レッドブルの「求人」では、候補者に履歴書のアップロードも求めており、これはこのスピアフィッシングキャンペーンの過去のバージョンから進化した点だとCofenseは指摘しています。以前は、偽のGlassdoorページで氏名、電話番号、メールアドレス、住所などの個人情報(PII)の入力を求めていました。
「この新しいキャンペーンでは、ユーザーの履歴書の提出を求める追加があり、これにより本物の求人機会であるかのような錯覚を強化しています」と研究者は述べています。「履歴書によって、脅威者はさらなるPIIを収集でき、今後のソーシャルエンジニアリング攻撃に利用可能です。」
テスラやフェラーリの求人を装ったメッセージもレッドブルと同様の手口を使っています。ただし、Glassdoorのランディングページにリダイレクトするのではなく、偽のFacebookログインページに誘導する点が異なります」と研究者は述べています。
「テスラのフィッシングランディングページには、応募した職種と『ありがとうございます』というメッセージ、そして2つのサインインオプションが表示されます」と投稿で説明しています。「候補者はFacebook認証情報またはメールアドレスでログインを選択できます。メールを選ぶと、いくつかのステップを経て再び偽のFacebookログインページに誘導されます。」
求人フィッシング:うまくいくなら変える必要なし
求人勧誘はフィッシング攻撃者にとって一般的なテーマであり、効果がある限り今後も使われ続けるでしょう。これらのキャンペーンで最も変化するのは標的であり、これまでにも企業のさまざまな職種の従業員が標的となってきました。たとえば、人事担当者や熟練ソフトウェア開発者などです。
この種のキャンペーンを仕掛けているグループはいくつか存在しますが、北朝鮮のハッカーほど求人市場を攻撃対象にしている例はありません。
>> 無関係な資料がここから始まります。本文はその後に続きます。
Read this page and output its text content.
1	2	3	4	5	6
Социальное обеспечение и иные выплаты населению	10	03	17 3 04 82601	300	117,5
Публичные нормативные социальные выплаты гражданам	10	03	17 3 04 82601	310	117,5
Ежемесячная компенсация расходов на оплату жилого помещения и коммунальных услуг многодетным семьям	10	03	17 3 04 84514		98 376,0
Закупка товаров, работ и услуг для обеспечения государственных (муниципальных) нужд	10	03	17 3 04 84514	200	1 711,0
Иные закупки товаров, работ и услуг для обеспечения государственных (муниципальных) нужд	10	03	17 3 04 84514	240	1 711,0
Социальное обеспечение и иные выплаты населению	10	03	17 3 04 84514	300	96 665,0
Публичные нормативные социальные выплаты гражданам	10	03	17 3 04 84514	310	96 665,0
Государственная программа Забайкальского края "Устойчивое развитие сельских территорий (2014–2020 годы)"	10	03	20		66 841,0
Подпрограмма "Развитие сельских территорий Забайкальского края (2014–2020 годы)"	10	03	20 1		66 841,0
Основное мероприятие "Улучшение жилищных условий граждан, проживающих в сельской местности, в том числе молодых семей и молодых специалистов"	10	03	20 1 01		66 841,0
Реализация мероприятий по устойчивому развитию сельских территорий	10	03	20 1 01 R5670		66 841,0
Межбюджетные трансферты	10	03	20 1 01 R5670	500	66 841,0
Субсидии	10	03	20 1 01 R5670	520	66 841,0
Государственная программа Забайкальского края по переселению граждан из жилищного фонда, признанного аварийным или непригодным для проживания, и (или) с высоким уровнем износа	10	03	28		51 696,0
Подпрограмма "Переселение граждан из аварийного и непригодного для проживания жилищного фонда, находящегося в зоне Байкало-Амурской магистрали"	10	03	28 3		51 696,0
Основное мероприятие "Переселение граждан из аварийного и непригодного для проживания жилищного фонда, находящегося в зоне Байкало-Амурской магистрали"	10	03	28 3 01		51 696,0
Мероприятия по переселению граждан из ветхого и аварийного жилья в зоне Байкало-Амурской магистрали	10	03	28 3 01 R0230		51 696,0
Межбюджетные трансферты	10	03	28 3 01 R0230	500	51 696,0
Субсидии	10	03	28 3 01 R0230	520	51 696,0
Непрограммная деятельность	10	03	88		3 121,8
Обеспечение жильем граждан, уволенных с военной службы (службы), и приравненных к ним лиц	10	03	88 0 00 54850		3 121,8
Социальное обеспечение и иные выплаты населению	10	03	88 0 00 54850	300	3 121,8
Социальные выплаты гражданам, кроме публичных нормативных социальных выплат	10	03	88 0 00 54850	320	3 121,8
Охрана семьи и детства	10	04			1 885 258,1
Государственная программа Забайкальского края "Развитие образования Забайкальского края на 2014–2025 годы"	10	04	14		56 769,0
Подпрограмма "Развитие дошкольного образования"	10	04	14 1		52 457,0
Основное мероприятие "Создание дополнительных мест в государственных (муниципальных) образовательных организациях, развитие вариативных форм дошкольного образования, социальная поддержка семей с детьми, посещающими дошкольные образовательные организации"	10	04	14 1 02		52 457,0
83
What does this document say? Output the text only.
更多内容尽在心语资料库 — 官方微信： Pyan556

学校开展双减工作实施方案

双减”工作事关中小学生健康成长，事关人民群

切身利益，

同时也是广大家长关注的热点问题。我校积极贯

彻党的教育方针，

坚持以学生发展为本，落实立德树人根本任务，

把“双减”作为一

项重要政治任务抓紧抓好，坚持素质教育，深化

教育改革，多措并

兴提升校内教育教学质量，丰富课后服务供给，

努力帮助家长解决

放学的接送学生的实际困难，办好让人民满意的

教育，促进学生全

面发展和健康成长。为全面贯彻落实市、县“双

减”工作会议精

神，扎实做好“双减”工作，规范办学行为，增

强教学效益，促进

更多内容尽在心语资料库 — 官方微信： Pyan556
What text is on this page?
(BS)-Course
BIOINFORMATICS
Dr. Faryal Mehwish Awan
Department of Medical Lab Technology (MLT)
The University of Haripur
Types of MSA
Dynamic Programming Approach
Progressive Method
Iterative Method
彼らは求人担当者や求職者になりすまし、企業や応募者を欺いて金銭的利益を得たり、西側組織へのアクセスを獲得したりしています。実際、彼らはあまりにも説得力があったため、セキュリティ企業が北朝鮮の工作員をリモートワークで雇用してしまい、その後、会社支給のPCを使ってマルウェアを社内ネットワークに拡散しようとした事例もあります。
この最新のスピアフィッシングキャンペーンがソーシャルメディアやマーケティングの専門家を標的にしていることを追跡するため、Cofenseは感染URLや観測されたペイロードなどのインジケーター(IoC)リストを提供しています。いつものことですが、信頼できない送信元からの求人情報やリクルーティングメッセージを受け取った場合は、メッセージや送信者とやり取りする際に十分な注意と警戒を払うべきです。